1. Uyuşmazlık ve Hukuki Nitelendirme

Uyuşmazlık, erkeğin birleşen terk hukuki sebebine dayalı boşanma davasının yasal şartlarının oluşup oluşmadığı, davasının kabulünün gerekip gerekmediği noktasında toplanmaktadır.

2. İlgili Hukuk

6100 sayılı Hukuk Muhakemeleri Kanunu’nun (6100 sayılı Kanun) 369 uncu maddesinin birinci fıkrası ile 370 ve 371 inci maddeleri. 4721 sayılı Kanun’un 164 üncü maddesi.

3. Değerlendirme

1.Bölge adliye mahkemelerinin nihai kararlarının bozulması 6100 sayılı Kanun'un 371 inci maddesinde yer alan sebeplerden birinin varlığı hâlinde mümkündür.
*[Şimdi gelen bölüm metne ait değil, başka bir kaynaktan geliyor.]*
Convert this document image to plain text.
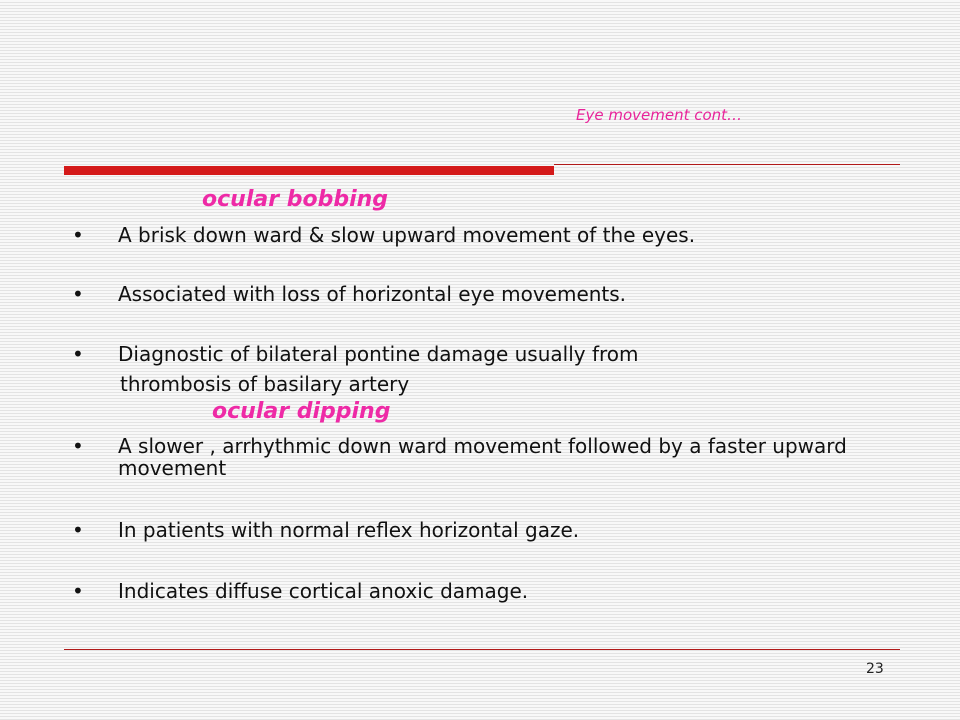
Eye movement cont…
ocular bobbing
•	A brisk down ward & slow upward movement of the eyes.
•	Associated with loss of horizontal eye movements.
•	Diagnostic of bilateral pontine damage usually from
thrombosis of basilary artery
ocular dipping
•	A slower , arrhythmic down ward movement followed by a faster upward movement
•	In patients with normal reflex horizontal gaze.
•	Indicates diffuse cortical anoxic damage.
23
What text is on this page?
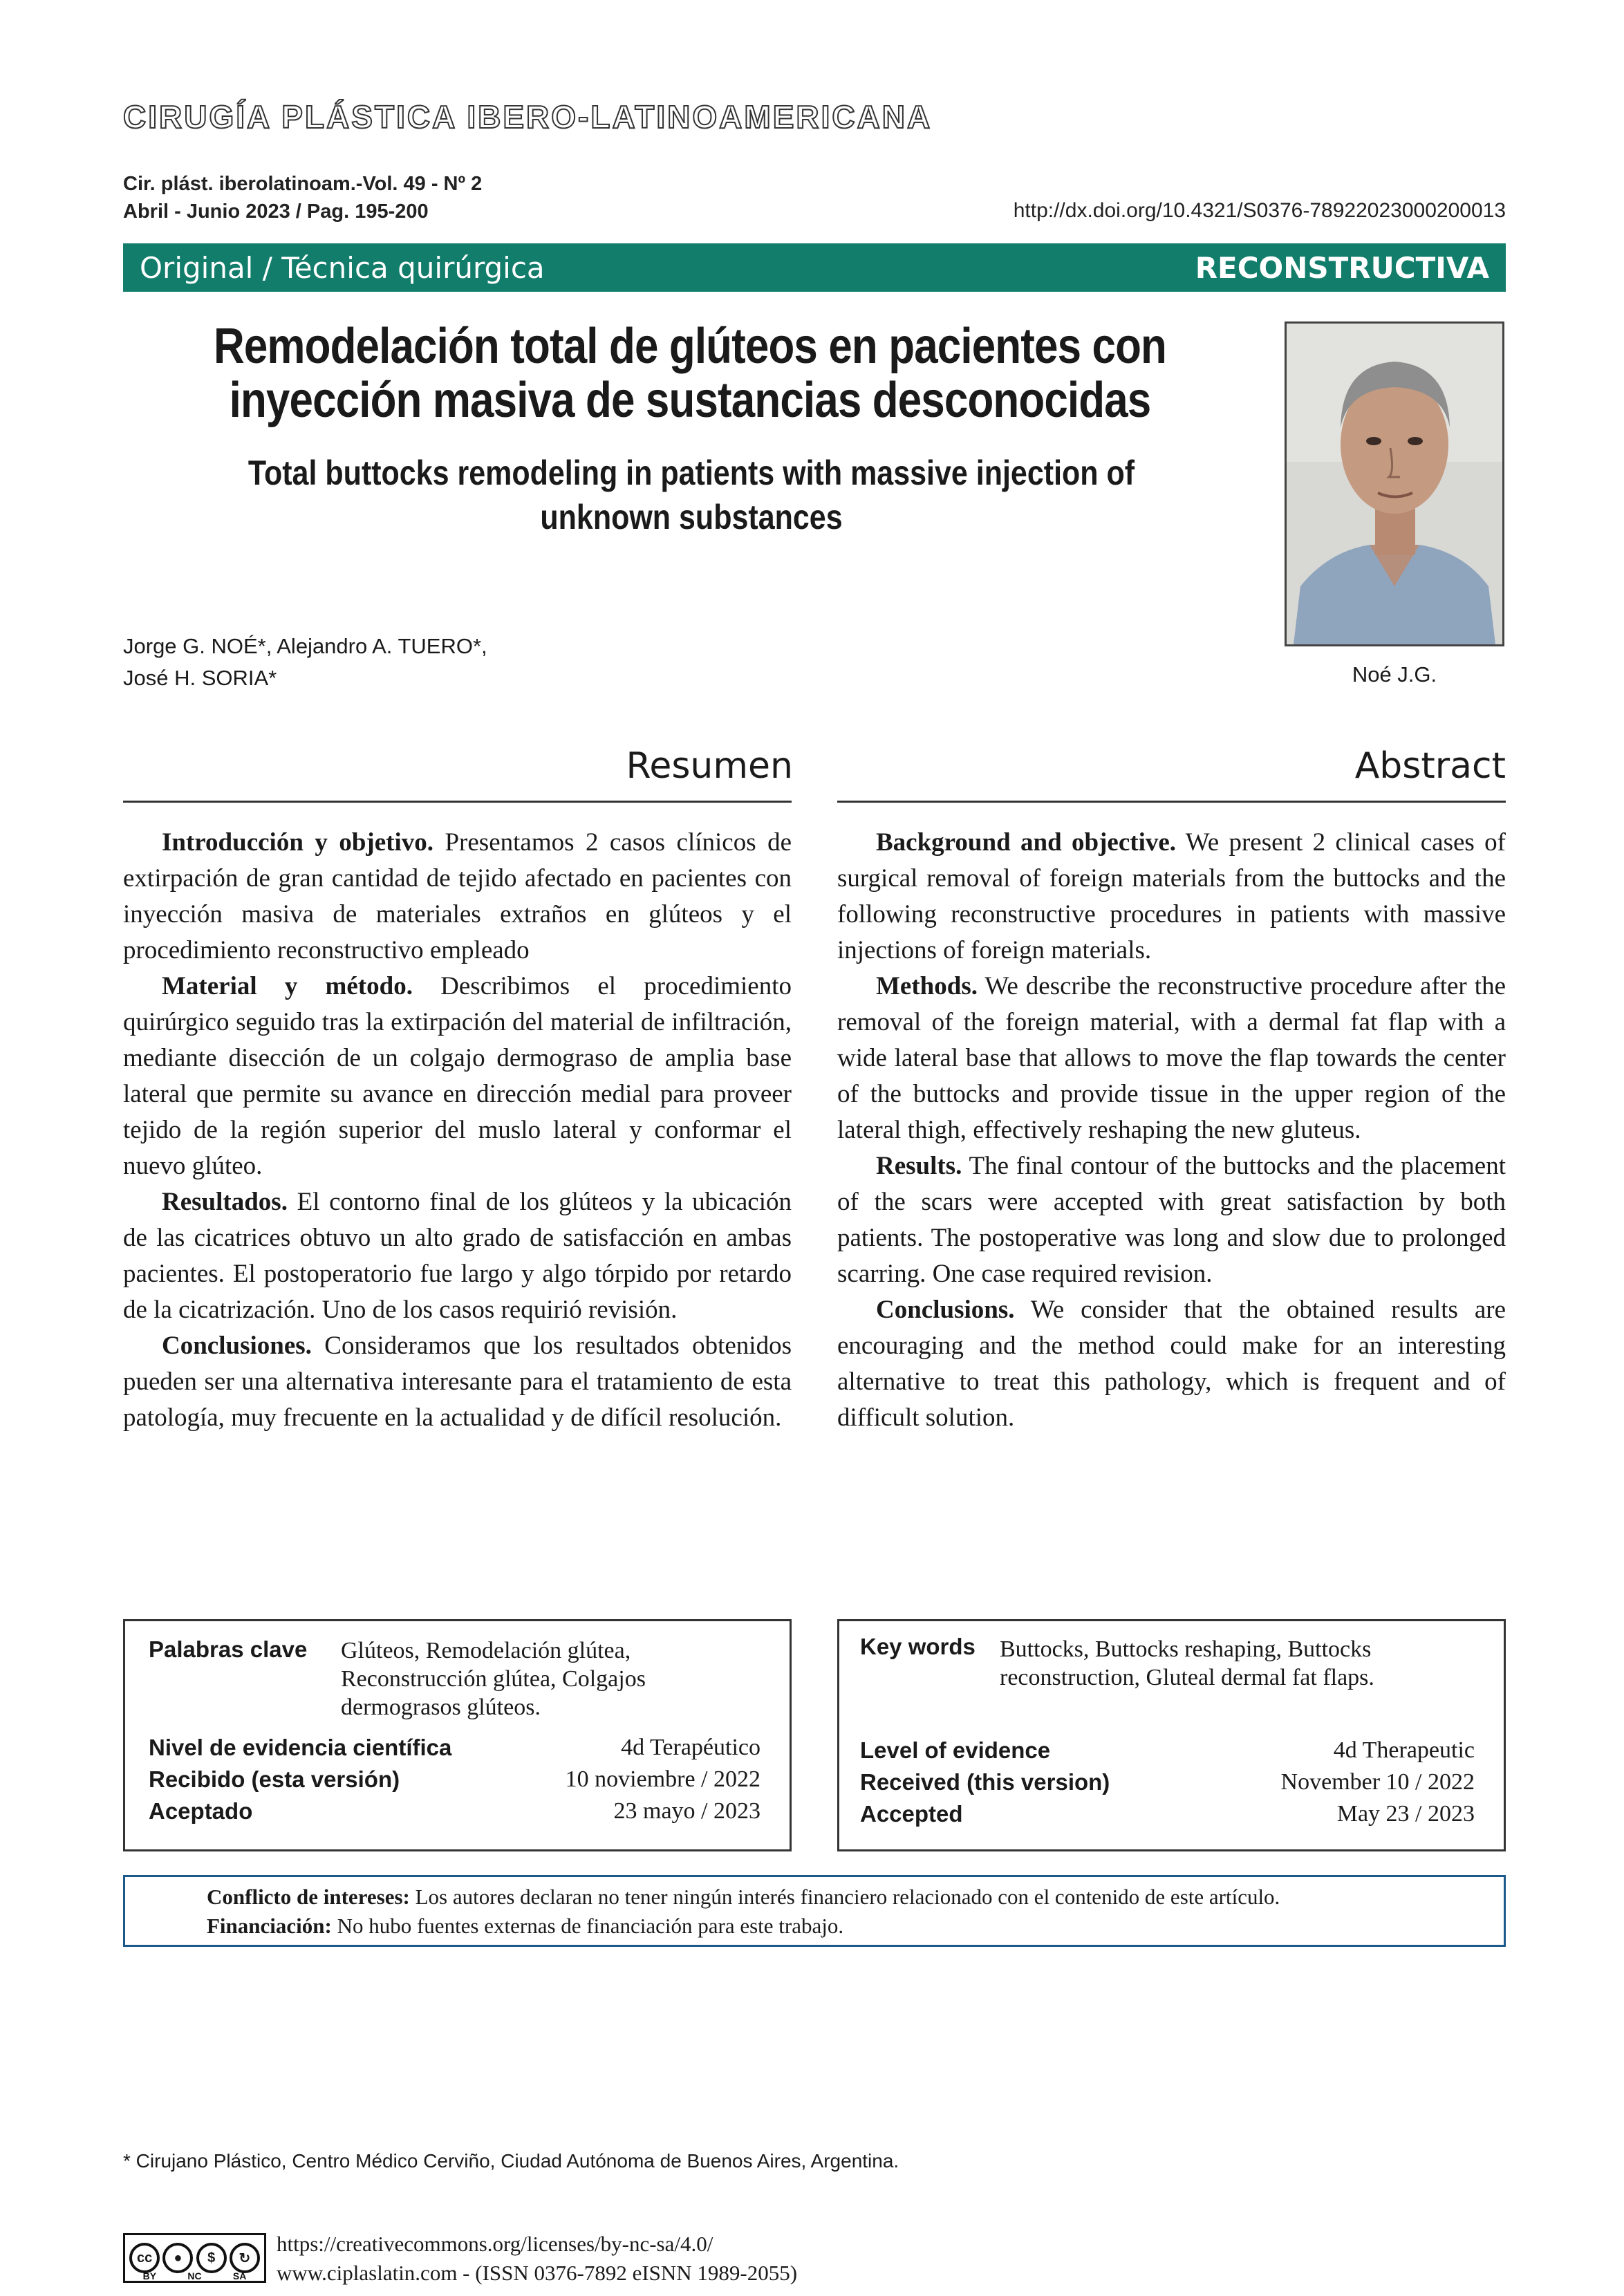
CIRUGÍA PLÁSTICA IBERO-LATINOAMERICANA
Cir. plást. iberolatinoam.-Vol. 49 - Nº 2
Abril - Junio 2023 / Pag. 195-200	http://dx.doi.org/10.4321/S0376-78922023000200013
Original / Técnica quirúrgica	RECONSTRUCTIVA
Remodelación total de glúteos en pacientes con inyección masiva de sustancias desconocidas
Total buttocks remodeling in patients with massive injection of unknown substances
Noé J.G.
Jorge G. NOÉ*, Alejandro A. TUERO*,
José H. SORIA*
Resumen	Abstract

Introducción y objetivo. Presentamos 2 casos clínicos de extirpación de gran cantidad de tejido afectado en pacientes con inyección masiva de materiales extraños en glúteos y el procedimiento reconstructivo empleado

Material y método. Describimos el procedimiento quirúrgico seguido tras la extirpación del material de infiltración, mediante disección de un colgajo dermograso de amplia base lateral que permite su avance en dirección medial para proveer tejido de la región superior del muslo lateral y conformar el nuevo glúteo.

Resultados. El contorno final de los glúteos y la ubicación de las cicatrices obtuvo un alto grado de satisfacción en ambas pacientes. El postoperatorio fue largo y algo tórpido por retardo de la cicatrización. Uno de los casos requirió revisión.

Conclusiones. Consideramos que los resultados obtenidos pueden ser una alternativa interesante para el tratamiento de esta patología, muy frecuente en la actualidad y de difícil resolución.

Background and objective. We present 2 clinical cases of surgical removal of foreign materials from the buttocks and the following reconstructive procedures in patients with massive injections of foreign materials.

Methods. We describe the reconstructive procedure after the removal of the foreign material, with a dermal fat flap with a wide lateral base that allows to move the flap towards the center of the buttocks and provide tissue in the upper region of the lateral thigh, effectively reshaping the new gluteus.

Results. The final contour of the buttocks and the placement of the scars were accepted with great satisfaction by both patients. The postoperative was long and slow due to prolonged scarring. One case required revision.

Conclusions. We consider that the obtained results are encouraging and the method could make for an interesting alternative to treat this pathology, which is frequent and of difficult solution.

Palabras clave Glúteos, Remodelación glútea, Reconstrucción glútea, Colgajos dermograsos glúteos.
Nivel de evidencia científica	4d Terapéutico
Recibido (esta versión)	10 noviembre / 2022
Aceptado	23 mayo / 2023
Key words Buttocks, Buttocks reshaping, Buttocks reconstruction, Gluteal dermal fat flaps.
Level of evidence	4d Therapeutic
Received (this version)	November 10 / 2022
Accepted	May 23 / 2023
Conflicto de intereses: Los autores declaran no tener ningún interés financiero relacionado con el contenido de este artículo.
Financiación: No hubo fuentes externas de financiación para este trabajo.
* Cirujano Plástico, Centro Médico Cerviño, Ciudad Autónoma de Buenos Aires, Argentina.
cc	●	$	↻
BY	NC	SA
https://creativecommons.org/licenses/by-nc-sa/4.0/
www.ciplaslatin.com - (ISSN 0376-7892 eISNN 1989-2055)
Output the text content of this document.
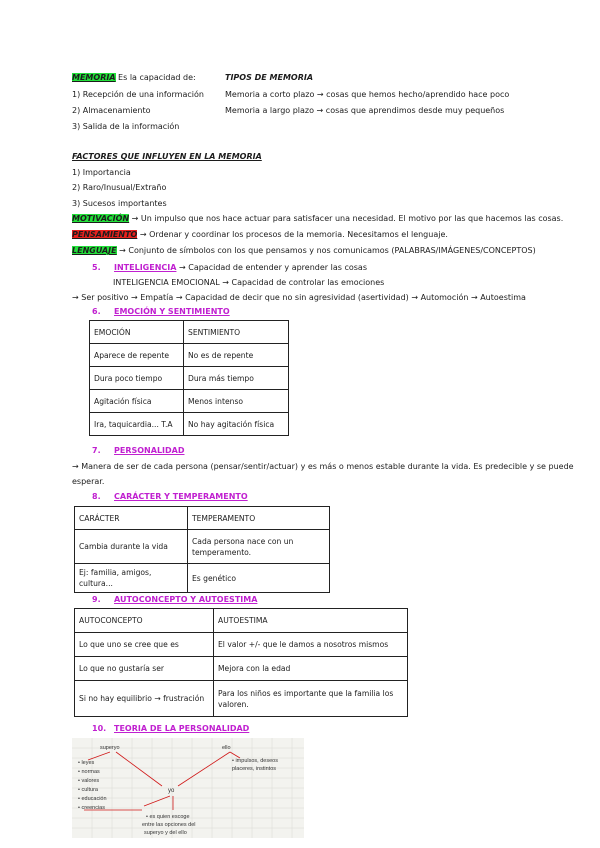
MEMORIA Es la capacidad de:
1) Recepción de una información
2) Almacenamiento
3) Salida de la información
TIPOS DE MEMORIA
Memoria a corto plazo → cosas que hemos hecho/aprendido hace poco
Memoria a largo plazo → cosas que aprendimos desde muy pequeños
FACTORES QUE INFLUYEN EN LA MEMORIA
1) Importancia
2) Raro/Inusual/Extraño
3) Sucesos importantes
MOTIVACIÓN → Un impulso que nos hace actuar para satisfacer una necesidad. El motivo por las que hacemos las cosas.
PENSAMIENTO → Ordenar y coordinar los procesos de la memoria. Necesitamos el lenguaje.
LENGUAJE → Conjunto de símbolos con los que pensamos y nos comunicamos (PALABRAS/IMÁGENES/CONCEPTOS)
5. INTELIGENCIA → Capacidad de entender y aprender las cosas
INTELIGENCIA EMOCIONAL → Capacidad de controlar las emociones
→ Ser positivo → Empatía → Capacidad de decir que no sin agresividad (asertividad) → Automoción → Autoestima
6. EMOCIÓN Y SENTIMIENTO
EMOCIÓN	SENTIMIENTO
Aparece de repente	No es de repente
Dura poco tiempo	Dura más tiempo
Agitación física	Menos intenso
Ira, taquicardia... T.A	No hay agitación física
7. PERSONALIDAD
→ Manera de ser de cada persona (pensar/sentir/actuar) y es más o menos estable durante la vida. Es predecible y se puede
esperar.
8. CARÁCTER Y TEMPERAMENTO
CARÁCTER	TEMPERAMENTO
Cambia durante la vida	Cada persona nace con un temperamento.
Ej: familia, amigos, cultura...	Es genético
9. AUTOCONCEPTO Y AUTOESTIMA
AUTOCONCEPTO	AUTOESTIMA
Lo que uno se cree que es	El valor +/- que le damos a nosotros mismos
Lo que no gustaría ser	Mejora con la edad
Si no hay equilibrio → frustración	Para los niños es importante que la familia los valoren.
10. TEORIA DE LA PERSONALIDAD
superyo	ello
yo
• leyes
• normas
• valores
• cultura
• educación
• creencias
• impulsos, deseos
placeres, instintos
• es quien escoge
entre las opciones del
superyo y del ello
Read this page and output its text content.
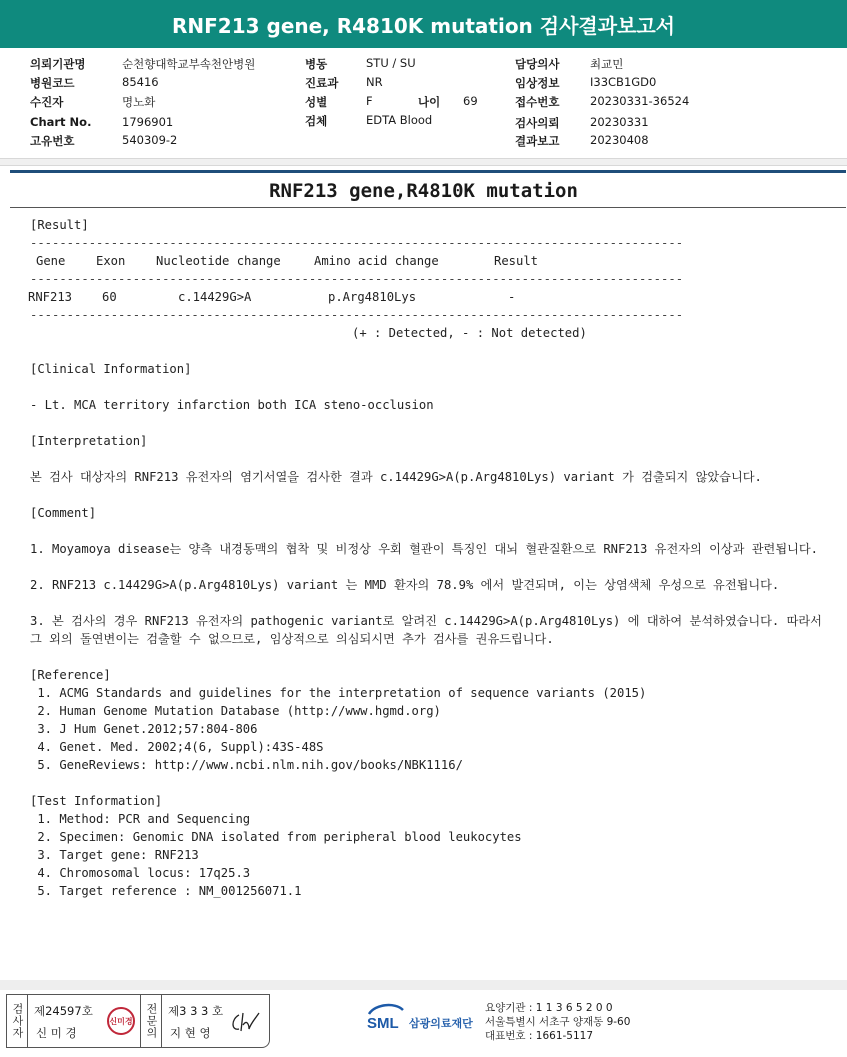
RNF213 gene, R4810K mutation 검사결과보고서
의뢰기관명	순천향대학교부속천안병원
병원코드	85416
수진자	명노화
Chart No.	1796901
고유번호	540309-2
병동	STU / SU
진료과 NR
성별	F	나이 69
검체	EDTA Blood
담당의사	최교민
임상정보	I33CB1GD0
접수번호	20230331-36524
검사의뢰	20230331
결과보고	20230408
RNF213 gene,R4810K mutation
[Result]
-----------------------------------------------------------------------------------------
Gene	Exon	Nucleotide change	Amino acid change	Result
-----------------------------------------------------------------------------------------
RNF213 60	c.14429G>A	p.Arg4810Lys	-
-----------------------------------------------------------------------------------------
(+ : Detected, - : Not detected)
[Clinical Information]
- Lt. MCA territory infarction both ICA steno-occlusion
[Interpretation]
본 검사 대상자의 RNF213 유전자의 염기서열을 검사한 결과 c.14429G>A(p.Arg4810Lys) variant 가 검출되지 않았습니다.
[Comment]
1. Moyamoya disease는 양측 내경동맥의 협착 및 비정상 우회 혈관이 특징인 대뇌 혈관질환으로 RNF213 유전자의 이상과 관련됩니다.
2. RNF213 c.14429G>A(p.Arg4810Lys) variant 는 MMD 환자의 78.9% 에서 발견되며, 이는 상염색체 우성으로 유전됩니다.
3. 본 검사의 경우 RNF213 유전자의 pathogenic variant로 알려진 c.14429G>A(p.Arg4810Lys) 에 대하여 분석하였습니다. 따라서 그 외의 돌연변이는 검출할 수 없으므로, 임상적으로 의심되시면 추가 검사를 권유드립니다.
[Reference]
1. ACMG Standards and guidelines for the interpretation of sequence variants (2015)
2. Human Genome Mutation Database (http://www.hgmd.org)
3. J Hum Genet.2012;57:804-806
4. Genet. Med. 2002;4(6, Suppl):43S-48S
5. GeneReviews: http://www.ncbi.nlm.nih.gov/books/NBK1116/
[Test Information]
1. Method: PCR and Sequencing
2. Specimen: Genomic DNA isolated from peripheral blood leukocytes
3. Target gene: RNF213
4. Chromosomal locus: 17q25.3
5. Target reference : NM_001256071.1
검사자 제24597호
신 미 경
신미경 전문의 제3 3 3 호
지 현 영
SML 삼광의료재단
요양기관 : 1 1 3 6 5 2 0 0
서울특별시 서초구 양재동 9-60
대표번호 : 1661-5117
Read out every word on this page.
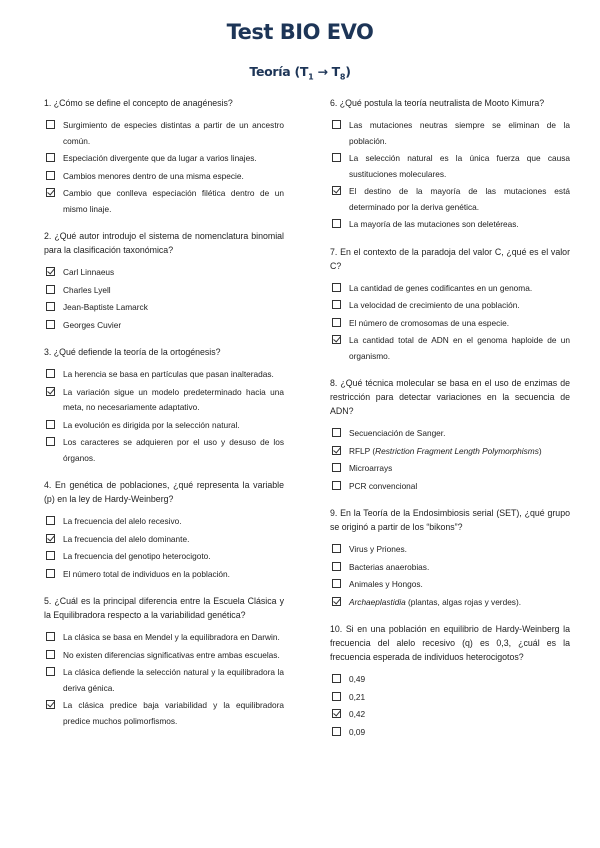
Test BIO EVO
Teoría $(T_1 \to T_8)$
1. ¿Cómo se define el concepto de anagénesis?
Surgimiento de especies distintas a partir de un ancestro común.
Especiación divergente que da lugar a varios linajes.
Cambios menores dentro de una misma especie.
Cambio que conlleva especiación filética dentro de un mismo linaje.
2. ¿Qué autor introdujo el sistema de nomenclatura binomial para la clasificación taxonómica?
Carl Linnaeus
Charles Lyell
Jean-Baptiste Lamarck
Georges Cuvier
3. ¿Qué defiende la teoría de la ortogénesis?
La herencia se basa en partículas que pasan inalteradas.
La variación sigue un modelo predeterminado hacia una meta, no necesariamente adaptativo.
La evolución es dirigida por la selección natural.
Los caracteres se adquieren por el uso y desuso de los órganos.
4. En genética de poblaciones, ¿qué representa la variable (p) en la ley de Hardy-Weinberg?
La frecuencia del alelo recesivo.
La frecuencia del alelo dominante.
La frecuencia del genotipo heterocigoto.
El número total de individuos en la población.
5. ¿Cuál es la principal diferencia entre la Escuela Clásica y la Equilibradora respecto a la variabilidad genética?
La clásica se basa en Mendel y la equilibradora en Darwin.
No existen diferencias significativas entre ambas escuelas.
La clásica defiende la selección natural y la equilibradora la deriva génica.
La clásica predice baja variabilidad y la equilibradora predice muchos polimorfismos.
6. ¿Qué postula la teoría neutralista de Mooto Kimura?
Las mutaciones neutras siempre se eliminan de la población.
La selección natural es la única fuerza que causa sustituciones moleculares.
El destino de la mayoría de las mutaciones está determinado por la deriva genética.
La mayoría de las mutaciones son deletéreas.
7. En el contexto de la paradoja del valor C, ¿qué es el valor C?
La cantidad de genes codificantes en un genoma.
La velocidad de crecimiento de una población.
El número de cromosomas de una especie.
La cantidad total de ADN en el genoma haploide de un organismo.
8. ¿Qué técnica molecular se basa en el uso de enzimas de restricción para detectar variaciones en la secuencia de ADN?
Secuenciación de Sanger.
RFLP (Restriction Fragment Length Polymorphisms)
Microarrays
PCR convencional
9. En la Teoría de la Endosimbiosis serial (SET), ¿qué grupo se originó a partir de los “bikons”?
Virus y Priones.
Bacterias anaerobias.
Animales y Hongos.
Archaeplastidia (plantas, algas rojas y verdes).
10. Si en una población en equilibrio de Hardy-Weinberg la frecuencia del alelo recesivo (q) es 0,3, ¿cuál es la frecuencia esperada de individuos heterocigotos?
0,49
0,21
0,42
0,09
2.Temyizen ..., tarafların karşılıklı iddia ve savunmalarına, dayandıkları belgelere, uyuşmazlığa uygulanması gereken hukuk kuralları ile hukuki ilişkinin nitelendirilmesine, dava şartlarına, yargılama ve ispat kuralları ile kararda belirtilen gerekçelere göre usul ve kanuna uygun olup davalı-davacı erkek vekilince temyiz dilekçesinde ileri sürülen nedenler kararın bozulmasını gerektirecek nitelikte görülmemiştir.

VI. KARAR

Açıklanan sebeplerle;

Temyiz olunan Bölge Adliye Mahkemesi kararının 6100 sayılı Kanun'un 370 inci maddesinin birinci fıkrası uyarınca ONANMASINA,

Aşağıda yazılı temyiz giderinin temyiz edene yükletilmesine,

Dosyanın İlk Derece Mahkemesine, kararın bir örneğinin Bölge Adliye Mahkemesine gönderilmesine,

07.11.2023 tarihinde oy birliğiyle karar verildi.